Ashley n'était de taille ni à combattre ce barbare, ni même à le faire reculer. Douce comme un agneau, elle ne connaissait qu'une seule sorte de violence, pour l'avoir subie depuis de trop longues années.

— Pour qui tu te prends ? tança-t-elle sur le ton dont, chaque jour, sa marâtre de tante la rabaissait à souhait. Tu fais le coq avec tes médailles, Erwan Blawst, mais tu n'es qu'un rustre dans un habit de paon. Tes parents étaient fiers de toi ? La belle affaire ! Si ta mère te voyait rosser ta femme, elle regretterait de ne pas t'avoir accouché dans le ruisseau. Et si ton père voyait son fils prodige perdre la boule devant trois bout de tissu, il remonterait le temps pour se finir dans une chaussette.

Elle aurait pu poursuivre de la sorte sans que jamais l'inspiration lui manquât. Toutefois, rien n'en valait plus la peine.

Ashley se tut.

Erwan la fixait, penaud, les pommettes larmoyantes, comme un môme qu'on aurait sévèrement sanctionné. Ses bras ballants sondaient le vide, à la recherche d'une excuse à laquelle se raccrocher. Sa lèvre tremblotait, les syllabes empêtrées dans l'écume de sa rage :

— Bri... gitt...

Sans attendre qu'il reprît ses esprits, Ashley se précipita en même temps que Red sur le corps avachi de Belle. Les mains de la rousse comprimaient sa poitrine à un rythme précis. Entre deux tentatives de ce massage cardiaque, Ashley porta sa bouche à celle de l'épicière afin d'y restaurer un souffle.

Les paupières se soulevèrent.

La main agrippa la nuque de sa sauveuse, l'écarta en douceur.

Encore sous le choc, Belle respirait à petites bouffées.

Face aux regards réprobateurs des deux adolescentes, le boucher quitta la boutique la queue entre les jambes. Ashley demeura auprès de Belle, au sol, le temps que Red lui portât une tisane fumante, buée de réconfort. Tout juste réchappée d'un abîme sans fond, la femme reprit peu à peu sa respiration. Elle sanglota longuement, tout à la fois choquée, soulagée et de nouveau dévastée, dès qu'elle releva les yeux sur le costume vert empire, copie conforme de celui que portait feu son ami, Andrea, ce funeste soir où les flammes l'avaient dévoré. Seule différait la poche qui, au lieu de l'écusson, arborait alors sa fameuse broche florale.

— Il est presque midi, remarqua soudain Ashley.

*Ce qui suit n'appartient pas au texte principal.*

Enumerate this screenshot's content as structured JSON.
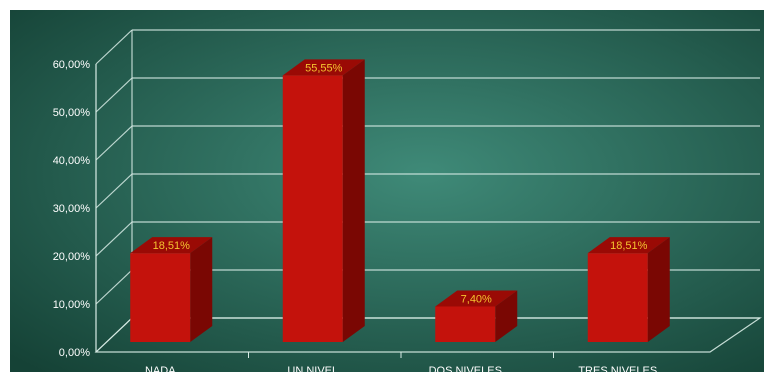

Les pupilles inquiètes de Red et la mine incrédule de Belle se tournèrent d'un même sursaut sur l'horloge. L'amante torturée se mordit la lèvre.

— Ça veut dire que Snow...

— A besoin de notre aide ! décréta Ashley.

Sûre d'elle, elle empoigna la hache et fendit d'un coup sec le parquet, juste à l'endroit de la trappe. Quelques coups plus tard, les semelles de Red virent élargir la fente percée par sa camarade. Par-delà le plancher, se découvrit alors le sommet d'une échelle.